Buying Funnel Marketing
The purchase funnel is also often referred to as the "customer funnel", "marketing funnel", "sales funnel", or "conversion funnel". The association of the funnel model with the AIDA concept was first proposed in Bond Salesmanship by William W. Townsend in 1924.
buying funnel marketing
This early model has been modified by marketing consultants and academics to cater to the modern customer and is now referred to in marketing as the "purchase funnel" or "buying funnel". Many different business-to-consumer purchase models exist in marketing today, but it is generally accepted that the modern business-to-business purchase funnel has more stages, considers repurchase intent, and takes into account new technologies and changes in consumer purchase behavior. As a model, the buying funnel has been validated in a variety of domains, including searching, keyword advertising, and lead generation, but also modified to include previously unconsidered steps and metrics such as outbound sales, Internet impressions.
The purchase funnel concept is used in marketing to guide promotional campaigns targeting different stages of the customer journey and as a basis for customer relationship management (CRM) programs and lead management campaigns.
Similar to a purchase funnel, "conversion funnel" is a technical term used in e-commerce operations to describe the track a consumer takes through an Internet advertising or search system, navigating an e-commerce website and finally converting to a sale.
The modern conversion funnel can have many entrance points, meaning people can enter at any stage of their life-cycle, they can leave and enter again. This is why an effective online marketing strategy requires an omnichannel approach which combines various traffic sources, campaigns and re-engagement paths, and makes them work as one in order to finalize the purchase and even lead to loyal customers or brand advocates.
With careful analysis, a marketing funnel lets you know what your company must do to influence consumers at certain stages. By evaluating your funnels, you can potentially drive greater sales, more loyalty and stronger brand awareness.
The marketing funnel works as a unified whole. This means that every section needs to work perfectly for the journey to be successful. There are many things that reduce friction in their marketing funnel.
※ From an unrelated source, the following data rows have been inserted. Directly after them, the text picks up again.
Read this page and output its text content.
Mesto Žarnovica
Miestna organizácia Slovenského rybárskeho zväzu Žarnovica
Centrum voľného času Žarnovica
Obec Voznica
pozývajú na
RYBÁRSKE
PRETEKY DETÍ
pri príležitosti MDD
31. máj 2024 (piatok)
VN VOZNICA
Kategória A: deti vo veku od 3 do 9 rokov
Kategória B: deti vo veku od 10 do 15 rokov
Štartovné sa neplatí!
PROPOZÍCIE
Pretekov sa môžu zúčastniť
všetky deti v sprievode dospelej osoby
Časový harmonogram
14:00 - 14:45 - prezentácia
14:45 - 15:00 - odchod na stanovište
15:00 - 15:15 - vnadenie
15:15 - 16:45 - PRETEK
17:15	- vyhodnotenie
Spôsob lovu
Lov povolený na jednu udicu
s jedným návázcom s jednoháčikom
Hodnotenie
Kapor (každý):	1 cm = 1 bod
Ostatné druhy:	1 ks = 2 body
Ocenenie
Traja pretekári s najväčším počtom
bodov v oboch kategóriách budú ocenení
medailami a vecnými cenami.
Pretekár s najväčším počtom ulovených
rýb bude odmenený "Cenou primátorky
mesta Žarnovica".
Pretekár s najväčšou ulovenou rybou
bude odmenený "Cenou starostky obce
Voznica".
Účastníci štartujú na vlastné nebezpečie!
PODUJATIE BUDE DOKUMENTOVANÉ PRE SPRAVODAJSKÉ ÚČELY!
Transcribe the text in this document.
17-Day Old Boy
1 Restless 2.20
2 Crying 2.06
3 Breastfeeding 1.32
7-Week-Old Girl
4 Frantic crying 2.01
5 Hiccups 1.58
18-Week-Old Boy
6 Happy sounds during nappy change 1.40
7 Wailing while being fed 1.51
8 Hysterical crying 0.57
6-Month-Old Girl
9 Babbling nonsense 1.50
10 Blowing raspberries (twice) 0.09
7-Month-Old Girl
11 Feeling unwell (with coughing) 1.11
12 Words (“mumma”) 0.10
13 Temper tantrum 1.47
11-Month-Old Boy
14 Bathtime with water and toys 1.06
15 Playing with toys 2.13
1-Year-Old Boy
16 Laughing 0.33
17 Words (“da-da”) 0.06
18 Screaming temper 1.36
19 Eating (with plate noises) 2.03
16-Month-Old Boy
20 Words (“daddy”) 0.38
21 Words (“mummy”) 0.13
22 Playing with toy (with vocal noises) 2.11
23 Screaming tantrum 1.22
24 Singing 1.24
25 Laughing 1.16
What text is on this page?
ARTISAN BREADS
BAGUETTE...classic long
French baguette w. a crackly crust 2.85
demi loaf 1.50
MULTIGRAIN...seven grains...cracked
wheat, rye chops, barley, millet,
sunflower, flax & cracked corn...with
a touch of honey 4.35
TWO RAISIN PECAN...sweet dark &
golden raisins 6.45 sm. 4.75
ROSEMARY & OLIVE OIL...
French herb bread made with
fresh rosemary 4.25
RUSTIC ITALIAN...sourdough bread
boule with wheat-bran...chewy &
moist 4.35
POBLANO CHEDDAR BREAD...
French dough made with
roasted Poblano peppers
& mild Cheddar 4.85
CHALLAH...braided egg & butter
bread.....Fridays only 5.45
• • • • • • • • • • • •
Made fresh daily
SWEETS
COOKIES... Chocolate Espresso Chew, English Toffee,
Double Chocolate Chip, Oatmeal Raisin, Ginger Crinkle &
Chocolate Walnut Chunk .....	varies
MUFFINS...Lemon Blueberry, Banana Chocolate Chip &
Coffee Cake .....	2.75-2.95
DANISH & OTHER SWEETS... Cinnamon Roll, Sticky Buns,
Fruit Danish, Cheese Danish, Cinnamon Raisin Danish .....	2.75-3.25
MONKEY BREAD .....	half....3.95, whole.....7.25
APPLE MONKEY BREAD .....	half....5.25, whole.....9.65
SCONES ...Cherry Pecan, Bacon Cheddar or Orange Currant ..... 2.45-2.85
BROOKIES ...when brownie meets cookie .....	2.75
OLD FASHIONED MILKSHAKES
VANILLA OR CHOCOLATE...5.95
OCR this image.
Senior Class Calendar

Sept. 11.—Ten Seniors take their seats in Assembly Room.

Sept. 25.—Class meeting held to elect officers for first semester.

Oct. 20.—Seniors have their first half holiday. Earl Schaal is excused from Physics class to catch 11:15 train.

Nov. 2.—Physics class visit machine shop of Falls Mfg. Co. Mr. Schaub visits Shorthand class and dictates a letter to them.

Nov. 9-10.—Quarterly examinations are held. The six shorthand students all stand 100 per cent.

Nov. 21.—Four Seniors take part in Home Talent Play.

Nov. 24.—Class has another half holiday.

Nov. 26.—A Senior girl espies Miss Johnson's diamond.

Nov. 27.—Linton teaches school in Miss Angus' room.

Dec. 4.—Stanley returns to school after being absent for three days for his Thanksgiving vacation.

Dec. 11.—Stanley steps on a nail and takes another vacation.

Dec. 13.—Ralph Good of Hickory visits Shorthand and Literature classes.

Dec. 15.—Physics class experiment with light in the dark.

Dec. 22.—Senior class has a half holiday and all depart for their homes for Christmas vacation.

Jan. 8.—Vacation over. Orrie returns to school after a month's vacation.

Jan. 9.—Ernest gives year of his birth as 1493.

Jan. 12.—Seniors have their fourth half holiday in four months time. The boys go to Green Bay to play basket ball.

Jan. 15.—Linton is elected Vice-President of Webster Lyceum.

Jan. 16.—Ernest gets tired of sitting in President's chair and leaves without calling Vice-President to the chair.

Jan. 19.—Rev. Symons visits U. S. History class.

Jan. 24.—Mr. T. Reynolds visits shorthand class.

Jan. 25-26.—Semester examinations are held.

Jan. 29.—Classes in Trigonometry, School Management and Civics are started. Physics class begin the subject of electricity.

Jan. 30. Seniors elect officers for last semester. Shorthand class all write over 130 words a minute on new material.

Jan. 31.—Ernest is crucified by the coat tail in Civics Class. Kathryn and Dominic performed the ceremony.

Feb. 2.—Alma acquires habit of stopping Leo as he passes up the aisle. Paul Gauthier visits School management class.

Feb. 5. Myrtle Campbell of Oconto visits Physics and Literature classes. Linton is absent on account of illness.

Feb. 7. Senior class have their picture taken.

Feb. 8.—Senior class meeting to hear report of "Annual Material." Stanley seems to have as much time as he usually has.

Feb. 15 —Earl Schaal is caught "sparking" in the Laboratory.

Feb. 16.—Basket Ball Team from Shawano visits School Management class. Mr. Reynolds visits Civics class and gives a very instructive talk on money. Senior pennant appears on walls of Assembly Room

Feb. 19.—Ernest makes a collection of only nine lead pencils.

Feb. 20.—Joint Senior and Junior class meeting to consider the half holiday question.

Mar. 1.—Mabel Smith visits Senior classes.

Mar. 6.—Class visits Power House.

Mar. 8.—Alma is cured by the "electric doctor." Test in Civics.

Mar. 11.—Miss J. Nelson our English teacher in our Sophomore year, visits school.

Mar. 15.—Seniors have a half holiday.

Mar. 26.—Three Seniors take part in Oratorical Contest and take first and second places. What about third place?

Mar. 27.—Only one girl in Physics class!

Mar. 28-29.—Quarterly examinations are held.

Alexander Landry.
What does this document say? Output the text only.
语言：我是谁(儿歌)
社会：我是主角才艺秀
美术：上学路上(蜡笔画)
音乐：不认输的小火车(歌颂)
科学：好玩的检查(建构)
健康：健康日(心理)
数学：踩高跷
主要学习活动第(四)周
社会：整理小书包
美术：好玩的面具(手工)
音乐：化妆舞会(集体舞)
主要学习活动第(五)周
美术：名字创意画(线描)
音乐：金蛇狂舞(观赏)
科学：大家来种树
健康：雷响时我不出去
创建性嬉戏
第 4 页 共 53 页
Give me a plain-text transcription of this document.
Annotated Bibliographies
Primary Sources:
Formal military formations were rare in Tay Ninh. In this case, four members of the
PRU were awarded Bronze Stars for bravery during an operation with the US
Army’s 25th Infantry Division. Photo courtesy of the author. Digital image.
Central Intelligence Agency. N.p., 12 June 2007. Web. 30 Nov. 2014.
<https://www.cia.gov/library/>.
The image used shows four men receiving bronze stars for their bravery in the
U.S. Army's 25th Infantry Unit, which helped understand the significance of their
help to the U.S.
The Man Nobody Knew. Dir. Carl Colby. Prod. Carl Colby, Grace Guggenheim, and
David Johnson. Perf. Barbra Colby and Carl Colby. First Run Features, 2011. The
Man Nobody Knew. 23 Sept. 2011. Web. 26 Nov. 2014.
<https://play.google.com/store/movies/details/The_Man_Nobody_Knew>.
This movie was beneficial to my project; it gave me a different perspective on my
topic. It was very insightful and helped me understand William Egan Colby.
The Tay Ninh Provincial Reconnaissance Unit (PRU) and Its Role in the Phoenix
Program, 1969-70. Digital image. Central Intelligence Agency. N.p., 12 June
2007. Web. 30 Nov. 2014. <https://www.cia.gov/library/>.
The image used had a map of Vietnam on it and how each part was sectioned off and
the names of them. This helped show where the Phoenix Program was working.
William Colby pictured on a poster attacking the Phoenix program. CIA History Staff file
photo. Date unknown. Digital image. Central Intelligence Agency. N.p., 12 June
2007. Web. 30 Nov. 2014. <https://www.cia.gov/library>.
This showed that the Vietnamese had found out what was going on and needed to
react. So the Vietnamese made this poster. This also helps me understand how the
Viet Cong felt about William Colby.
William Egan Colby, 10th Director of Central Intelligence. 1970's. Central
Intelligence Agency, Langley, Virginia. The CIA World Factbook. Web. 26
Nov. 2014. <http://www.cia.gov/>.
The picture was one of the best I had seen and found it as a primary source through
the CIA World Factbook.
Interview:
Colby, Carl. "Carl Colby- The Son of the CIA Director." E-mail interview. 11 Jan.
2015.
For instance:
Here, we'll explain what you need to know about the marketing funnel, and dive into recent changes and rising challenges for marketers. I'll compare B2C and B2B uses of the funnel, break down the hype around the marketing vs. sales ownership debate, explain how the funnel can be flipped to create more leads, and explore nonlinear approaches to the funnel.
The marketing funnel is a visualization for understanding the process of turning leads into customers, as understood from a marketing (and sales) perspective. The idea is that, like a funnel, marketers cast a broad net to capture as many leads as possible, and then slowly nurture prospective customers through the purchasing decision, narrowing down these candidates in each stage of the funnel.
Ideally, this marketing funnel would actually be a marketing cylinder, and all of your leads would turn into customers. Though this is not a reality for businesses, it is part of a marketer's job to turn as many leads into customers as possible, thus making the funnel more cylindrical.
It's important to note that there is not a single agreed upon version of the funnel; some have many "stages" while others have few, with different names and actions taken by the business and consumer for each. In the diagram below, we've done our best to pull out the most common and relevant funnel stages, terms, and actions so this information is useful to as many marketers as possible.
Awareness: Awareness is the uppermost stage of the marketing funnel. Potential customers are drawn into this stage through marketing campaigns and consumer research and discovery. Trust and thought leadership is established with events, advertising, trade shows, content (blog posts, infographics, etc.), webinars, direct mail, viral campaigns, social media, search, media mentions, and more. Here, lead generation takes place, as information is collected and leads are pulled into a lead management system for nurturing further down the funnel.
Consideration: In the consideration stage, leads have been changed into marketing qualified leads and are seen as prospective customers. Marketers can send prospects more information about products and offers through automated email campaigns, while continuing to nurture them with targeted content, case studies, free trials, and more.
Intent: To get to the intent stage, prospects must demonstrate that they are interested in buying a brand's product. This can happen in a survey, after a product demo, or when a product is placed in the shopping cart on an ecommerce website. This is an opportunity for marketers to make a strong case for why their product is the best choice for a buyer.
Evaluation: In the evaluation stage, buyers are making a final decision about whether or not to buy a brand's product or services. Typically, marketing and sales work together closely to nurture the decision-making process and convince the buyer that their brand's product is the best choice.